I've been playing around with post-processing functions (so to speak) on the terrain heightfields. When I designed the current terrain engine, I did so in such a way that terrain chunks have some amount of overlap, with the idea being that a "small amount" of post-processing can be done on the heightfield while avoiding seams. Of course, the only way to do this for anything that requires information about surrounding heights is to compute some redundant information (i.e., to overlap tiles a bit) and discard it.

Inspired by http://www.decarpentier.nl/scape-procedural-extensions, I started playing with using finite differences to modulate the heightfield according to its normal vector.
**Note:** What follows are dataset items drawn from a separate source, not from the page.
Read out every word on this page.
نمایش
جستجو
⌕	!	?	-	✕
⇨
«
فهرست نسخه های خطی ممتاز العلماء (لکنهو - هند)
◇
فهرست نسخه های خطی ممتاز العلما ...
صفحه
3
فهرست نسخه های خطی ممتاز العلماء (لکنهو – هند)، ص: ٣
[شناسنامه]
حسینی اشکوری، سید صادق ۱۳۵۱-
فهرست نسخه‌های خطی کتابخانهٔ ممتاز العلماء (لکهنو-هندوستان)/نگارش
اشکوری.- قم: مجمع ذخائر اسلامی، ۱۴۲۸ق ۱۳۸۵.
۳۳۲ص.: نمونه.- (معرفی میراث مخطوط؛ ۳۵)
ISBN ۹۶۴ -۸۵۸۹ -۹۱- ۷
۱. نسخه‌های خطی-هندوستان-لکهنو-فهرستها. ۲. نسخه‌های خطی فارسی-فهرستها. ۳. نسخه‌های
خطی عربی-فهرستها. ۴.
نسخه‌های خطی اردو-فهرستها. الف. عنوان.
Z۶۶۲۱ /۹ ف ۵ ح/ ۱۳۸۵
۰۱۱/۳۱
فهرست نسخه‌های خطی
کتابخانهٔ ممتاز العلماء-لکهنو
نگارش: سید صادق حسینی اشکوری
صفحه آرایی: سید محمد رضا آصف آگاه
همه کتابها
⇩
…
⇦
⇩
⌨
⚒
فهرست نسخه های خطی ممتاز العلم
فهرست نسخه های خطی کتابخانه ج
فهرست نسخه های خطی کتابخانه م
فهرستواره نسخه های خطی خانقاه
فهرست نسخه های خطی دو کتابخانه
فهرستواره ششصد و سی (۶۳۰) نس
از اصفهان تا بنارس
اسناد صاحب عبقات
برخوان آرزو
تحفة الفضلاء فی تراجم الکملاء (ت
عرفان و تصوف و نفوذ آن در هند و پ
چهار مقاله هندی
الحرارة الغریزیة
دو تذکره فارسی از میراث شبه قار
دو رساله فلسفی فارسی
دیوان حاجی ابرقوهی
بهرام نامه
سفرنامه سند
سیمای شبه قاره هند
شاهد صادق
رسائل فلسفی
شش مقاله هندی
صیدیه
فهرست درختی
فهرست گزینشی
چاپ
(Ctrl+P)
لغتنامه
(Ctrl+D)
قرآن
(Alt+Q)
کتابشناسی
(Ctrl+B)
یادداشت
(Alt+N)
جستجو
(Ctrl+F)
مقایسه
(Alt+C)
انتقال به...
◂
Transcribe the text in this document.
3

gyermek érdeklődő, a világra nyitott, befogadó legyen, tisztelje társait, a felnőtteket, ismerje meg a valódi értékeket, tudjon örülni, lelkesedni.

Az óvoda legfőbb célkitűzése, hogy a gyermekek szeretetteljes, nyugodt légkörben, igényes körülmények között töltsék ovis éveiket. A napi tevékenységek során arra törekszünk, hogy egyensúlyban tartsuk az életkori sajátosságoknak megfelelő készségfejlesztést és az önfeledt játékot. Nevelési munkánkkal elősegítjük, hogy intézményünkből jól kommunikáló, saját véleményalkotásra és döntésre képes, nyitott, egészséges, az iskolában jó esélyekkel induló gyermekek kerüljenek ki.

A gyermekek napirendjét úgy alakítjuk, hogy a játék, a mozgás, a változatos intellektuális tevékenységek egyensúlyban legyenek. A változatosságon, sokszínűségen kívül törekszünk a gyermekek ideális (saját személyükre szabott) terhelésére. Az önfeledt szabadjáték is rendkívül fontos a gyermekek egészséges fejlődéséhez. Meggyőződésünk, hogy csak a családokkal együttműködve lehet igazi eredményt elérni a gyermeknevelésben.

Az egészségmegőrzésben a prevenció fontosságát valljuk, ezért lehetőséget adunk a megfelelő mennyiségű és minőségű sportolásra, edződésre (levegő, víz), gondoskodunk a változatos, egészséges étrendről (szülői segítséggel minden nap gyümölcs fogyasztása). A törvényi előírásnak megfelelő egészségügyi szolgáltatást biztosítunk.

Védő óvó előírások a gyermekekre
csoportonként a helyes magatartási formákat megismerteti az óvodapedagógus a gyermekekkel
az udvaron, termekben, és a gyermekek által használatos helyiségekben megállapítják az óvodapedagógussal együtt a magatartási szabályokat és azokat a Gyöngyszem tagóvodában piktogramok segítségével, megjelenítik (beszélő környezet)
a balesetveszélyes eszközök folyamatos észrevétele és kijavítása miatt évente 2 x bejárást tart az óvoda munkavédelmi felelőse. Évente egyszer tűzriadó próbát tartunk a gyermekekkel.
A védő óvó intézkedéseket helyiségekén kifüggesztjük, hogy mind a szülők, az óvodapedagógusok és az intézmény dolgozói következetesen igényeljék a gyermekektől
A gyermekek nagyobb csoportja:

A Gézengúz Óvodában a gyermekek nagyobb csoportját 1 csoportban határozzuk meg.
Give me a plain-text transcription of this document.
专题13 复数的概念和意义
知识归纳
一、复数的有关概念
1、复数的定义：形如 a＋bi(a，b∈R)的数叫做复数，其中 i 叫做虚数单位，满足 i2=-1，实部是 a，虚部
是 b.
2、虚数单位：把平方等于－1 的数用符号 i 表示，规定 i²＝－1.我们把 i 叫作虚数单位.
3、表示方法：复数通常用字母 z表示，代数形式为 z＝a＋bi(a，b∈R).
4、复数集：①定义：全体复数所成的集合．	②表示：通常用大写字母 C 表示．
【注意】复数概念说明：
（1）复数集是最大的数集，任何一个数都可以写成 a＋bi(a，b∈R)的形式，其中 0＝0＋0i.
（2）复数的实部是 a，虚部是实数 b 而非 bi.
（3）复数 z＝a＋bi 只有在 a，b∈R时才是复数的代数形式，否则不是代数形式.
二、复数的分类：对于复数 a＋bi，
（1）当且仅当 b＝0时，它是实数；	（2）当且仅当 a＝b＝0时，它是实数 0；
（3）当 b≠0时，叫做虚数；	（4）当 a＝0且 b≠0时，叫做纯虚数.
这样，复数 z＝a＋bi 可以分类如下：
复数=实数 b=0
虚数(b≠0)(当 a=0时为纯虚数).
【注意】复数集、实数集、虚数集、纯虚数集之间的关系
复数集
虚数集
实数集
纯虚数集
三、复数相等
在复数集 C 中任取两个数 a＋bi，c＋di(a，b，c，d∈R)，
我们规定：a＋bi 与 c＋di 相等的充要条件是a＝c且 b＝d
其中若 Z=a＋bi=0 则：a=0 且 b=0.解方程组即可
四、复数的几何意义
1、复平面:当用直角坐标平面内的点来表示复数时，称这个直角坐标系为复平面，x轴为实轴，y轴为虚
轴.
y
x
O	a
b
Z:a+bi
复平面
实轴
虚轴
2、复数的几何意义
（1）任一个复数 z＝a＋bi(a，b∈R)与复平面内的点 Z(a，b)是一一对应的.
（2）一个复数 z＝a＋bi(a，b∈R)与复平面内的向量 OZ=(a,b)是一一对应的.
The results are very compelling, although I'm not getting as nice of results as Giliam yet, presumably because he's using an analytic derivative and distorting the input to the noise function, whereas I'm using a finite difference and just distorting texture coordinates.

Certainly looks promising.

GPU Terrain, Part III

Finally, all the kinks have been worked out (at least for now...) of the GPU terrain engine.  Borders are totally seamless, so there are no longer any visible artifacts of the chunk boundaries (note that those first-order discontinuities in the screenshot are from the Voronoi Noise, not the terrain engine!).  Looks pretty smooth!  I've also got a system in place that should allow for some advanced semi-global heightmap effects like erosion, though I've yet to really put it to the test.

Great! Now, shall we make it adaptive? *shivers*

GPU Terrain, Part II

Implementing normal mapping really helped the appearance of the terrain - they can push the effective resolution of the terrains up by a factor of at least 16 or so. The screen shot this time is from a demo that runs at 60 fps on my laptop, unlike the previous one (which ran at ~10 fps on my laptop).

In addition, I've found that Voronoi noise (aka Worley noise) makes a very compelling basis function for the terrain!

GPU Terrain

I've finally admitted it to myself: CPU-based terrain generation just isn't smart, and it'll probably get crushed by all things GPU-based in the future. Sure, it makes threading and precision easier to deal with, but it doesn't make sense that my current terrain takes about the same amount of time to generate on my Intel HD Graphics-driven laptop and my 560GTX-powered desktop. Why on earth are all those processors going to waste?

So, here we go. My second endeavor into GPU-based terrain generation. I've already come farther than last time, when I gave it all up because of cracks that I thought were the result of GPU precision problems. I managed to solve the crack problem this time. Of course, my skirts were hiding the problems, but it still made me uneasy that tiles didn't line up perfectly - luckily, a little math solved that.

It may look like the screenshot is a regression from my previous shot, but, since it's GPU-generated, it definitely represents a step in a direction that I think will ultimately prove to be a worthwhile investment in the future of XDX's terrain engine. The terrain below is obviously simple: just a single layer of iterated value noise. Building up layers is the next step, and should be relatively easy with a few shaders.

Bigger Terrain

I started working with preliminary texturing on the terrain, aiming to get some pleasing variation in texture patterns. Everything is still horribly ugly due to the lack of nice textures for grass, dirt, etc. I'll have to go back and revisit procedural textures soon, as the texture quality is becoming an ever-more-noticeable bottleneck on this terrain.

The sky also looks a bit better now. It's not "real" in the technical sense, but at least the gradient looks better than before.

This terrain experiment is shaping up to be a decent little demo...I hope to evolve it into an integral part of the XDX engine over time.

Big Terrain: Now With Skirts!

Still working with the new terrain engine. I've decided that overlapping and praying just isn't the right approach - it's way too fragile. Constants like overlap factor and skirt displacement have to be tweaked to perfection in order to get a non-cracked terrain. Rather than spend my time searching for the perfect constants, I've opted for a more fool-proof approach: skirting.

So far, I'm extremely pleased with the results. After fooling with normals and texture coordinates for a bit, I've reached a point where I can't see any anomalies in distant terrain, other than discontinuous normals. Of course, the discontinuous normal problem is a common one and should be easy enough to fix.

When I get some more time, I'll start the arduous process of making it adaptive. Luckily, I expect to face far fewer threading errors this time, since the tiles operate totally independently of one another.